'New Windows security concerns in the wild', says Microsoft

Microsoft has warned of two security issues that could put some Windows users at risk of attack and said it is investigating a third possible vulnerability.

One security problem is reminiscent of the recent high-profile security woes that affected Windows. It is related to how aging versions of Internet Explorer handle malformed Windows Meta File images on the Windows Millennium Edition and Windows 2000 operating systems.

The flaw exists only in IE 5.01 with Service Pack 4 on Windows 2000 and IE 5.5 with Service Pack 2 on Windows ME, Microsoft said in a security advisory. Users could be attacked simply by viewing a malicious image on a website, in an email or in an image viewer, Microsoft said.

"An attacker who successfully exploited this vulnerability could take complete control of the affected system," Microsoft said in its advisory.

Though the WMF vulnerability may appear similar to previous flaws related to WMF that plagued Windows, the issue is different, Microsoft said. Last month the software maker rushed out a fix for a WMF rendering flaw that was being exploited to install spyware on the computers of unwitting Windows users.

To remedy this new WMF problem, Microsoft recommends users upgrade to IE6 with Service Pack 1 and said it may issue a security patch.

In a second security advisory, Microsoft warned of a problem with overly permissive access controls in Windows XP and Windows Server 2003. The problem exists only in versions that do not have the latest service packs installed, the company said.

The access control issue could be exploited by a user with low privileges to run programs and commands that normally require a higher privilege level, Microsoft said.

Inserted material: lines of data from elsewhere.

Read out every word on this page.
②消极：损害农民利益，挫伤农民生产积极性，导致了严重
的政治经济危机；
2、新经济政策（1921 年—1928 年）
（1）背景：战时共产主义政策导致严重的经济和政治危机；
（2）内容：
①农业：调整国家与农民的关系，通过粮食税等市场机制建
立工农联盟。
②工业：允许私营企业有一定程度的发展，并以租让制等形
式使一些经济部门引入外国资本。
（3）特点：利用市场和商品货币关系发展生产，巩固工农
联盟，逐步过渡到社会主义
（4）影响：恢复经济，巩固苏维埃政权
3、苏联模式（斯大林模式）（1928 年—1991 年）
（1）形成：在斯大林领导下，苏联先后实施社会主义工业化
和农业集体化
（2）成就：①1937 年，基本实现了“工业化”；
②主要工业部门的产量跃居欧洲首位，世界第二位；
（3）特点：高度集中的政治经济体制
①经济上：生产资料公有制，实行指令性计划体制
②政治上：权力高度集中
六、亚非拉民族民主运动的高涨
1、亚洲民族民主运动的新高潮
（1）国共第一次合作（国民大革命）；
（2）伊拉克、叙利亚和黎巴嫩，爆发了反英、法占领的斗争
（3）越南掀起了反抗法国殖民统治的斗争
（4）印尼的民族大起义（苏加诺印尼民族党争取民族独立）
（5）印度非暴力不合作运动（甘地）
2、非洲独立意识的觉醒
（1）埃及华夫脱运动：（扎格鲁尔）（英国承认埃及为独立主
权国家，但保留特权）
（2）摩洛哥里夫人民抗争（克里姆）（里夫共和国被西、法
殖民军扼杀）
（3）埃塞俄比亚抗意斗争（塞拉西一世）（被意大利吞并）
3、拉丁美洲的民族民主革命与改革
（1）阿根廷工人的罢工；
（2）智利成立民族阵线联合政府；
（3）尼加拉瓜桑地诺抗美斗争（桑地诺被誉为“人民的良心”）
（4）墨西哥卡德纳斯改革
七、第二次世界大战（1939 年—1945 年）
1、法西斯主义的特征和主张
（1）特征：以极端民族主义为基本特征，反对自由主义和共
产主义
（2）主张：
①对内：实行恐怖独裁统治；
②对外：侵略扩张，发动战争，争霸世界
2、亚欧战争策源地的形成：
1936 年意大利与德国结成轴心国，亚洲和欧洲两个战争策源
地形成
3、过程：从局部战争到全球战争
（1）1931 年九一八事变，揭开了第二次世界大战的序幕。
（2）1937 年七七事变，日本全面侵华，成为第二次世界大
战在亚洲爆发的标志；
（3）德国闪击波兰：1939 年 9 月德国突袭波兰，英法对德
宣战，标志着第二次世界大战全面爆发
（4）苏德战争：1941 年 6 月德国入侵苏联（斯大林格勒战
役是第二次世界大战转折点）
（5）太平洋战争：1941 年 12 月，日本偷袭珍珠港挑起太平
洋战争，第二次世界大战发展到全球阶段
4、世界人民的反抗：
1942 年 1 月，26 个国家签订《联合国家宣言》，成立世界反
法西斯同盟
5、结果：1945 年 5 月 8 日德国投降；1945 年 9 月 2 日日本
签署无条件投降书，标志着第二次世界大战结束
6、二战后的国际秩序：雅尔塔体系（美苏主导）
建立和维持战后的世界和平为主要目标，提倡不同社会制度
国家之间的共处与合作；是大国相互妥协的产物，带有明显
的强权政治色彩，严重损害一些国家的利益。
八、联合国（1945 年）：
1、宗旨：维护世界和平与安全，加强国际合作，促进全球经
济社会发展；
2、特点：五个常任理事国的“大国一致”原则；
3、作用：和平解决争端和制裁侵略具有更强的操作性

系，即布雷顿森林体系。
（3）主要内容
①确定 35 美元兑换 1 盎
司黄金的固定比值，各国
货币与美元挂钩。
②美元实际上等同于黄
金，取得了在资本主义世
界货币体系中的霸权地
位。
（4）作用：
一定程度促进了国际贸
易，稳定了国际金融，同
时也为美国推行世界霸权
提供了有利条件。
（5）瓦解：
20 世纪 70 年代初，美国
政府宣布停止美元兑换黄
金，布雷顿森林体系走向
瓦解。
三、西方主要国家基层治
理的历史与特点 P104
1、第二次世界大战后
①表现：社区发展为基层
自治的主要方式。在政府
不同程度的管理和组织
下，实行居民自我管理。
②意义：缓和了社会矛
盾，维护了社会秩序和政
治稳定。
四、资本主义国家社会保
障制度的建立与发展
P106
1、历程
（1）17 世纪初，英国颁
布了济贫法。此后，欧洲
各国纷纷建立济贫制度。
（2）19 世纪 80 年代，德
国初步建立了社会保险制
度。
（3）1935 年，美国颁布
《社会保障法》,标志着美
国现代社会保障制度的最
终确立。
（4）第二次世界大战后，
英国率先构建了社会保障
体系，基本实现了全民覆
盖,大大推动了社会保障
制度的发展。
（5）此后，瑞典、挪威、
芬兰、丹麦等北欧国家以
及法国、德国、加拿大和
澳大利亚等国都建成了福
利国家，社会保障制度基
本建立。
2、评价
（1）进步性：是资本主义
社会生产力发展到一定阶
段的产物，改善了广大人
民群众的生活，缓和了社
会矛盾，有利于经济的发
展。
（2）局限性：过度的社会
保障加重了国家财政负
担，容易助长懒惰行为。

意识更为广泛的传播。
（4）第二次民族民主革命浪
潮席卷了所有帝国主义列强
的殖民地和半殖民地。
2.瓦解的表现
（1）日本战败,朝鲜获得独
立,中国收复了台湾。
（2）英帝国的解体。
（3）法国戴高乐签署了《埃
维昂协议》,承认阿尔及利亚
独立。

The software maker suggests installing Service Pack 2 on Windows XP or Service Pack 1 on Windows Server 2003 to limit exposure or manually changing access controls on the four affected Windows components.

In addition to the security advisories, a Microsoft representative said the company is investigating a potential vulnerability in its HTML Help Workshop, a part of the HTML Help Software Development Kit version 1.4.

Attack code that takes advantage of the flaw is publicly available. A successful attack could give an attacker full control over a vulnerable computer, security monitoring company Secunia said in an alert. However, the scope is limited because the vulnerable software is used only by software developers and is not part of Windows, according to Microsoft.

"Microsoft's initial investigation has revealed that customers who have not installed the HTML Help SDK on their systems are not impacted by this report," the representative said.

Microsoft's next 'patch Tuesday' is on 14 February. The company on Thursday is expected to release some details on what software fixes it will deliver.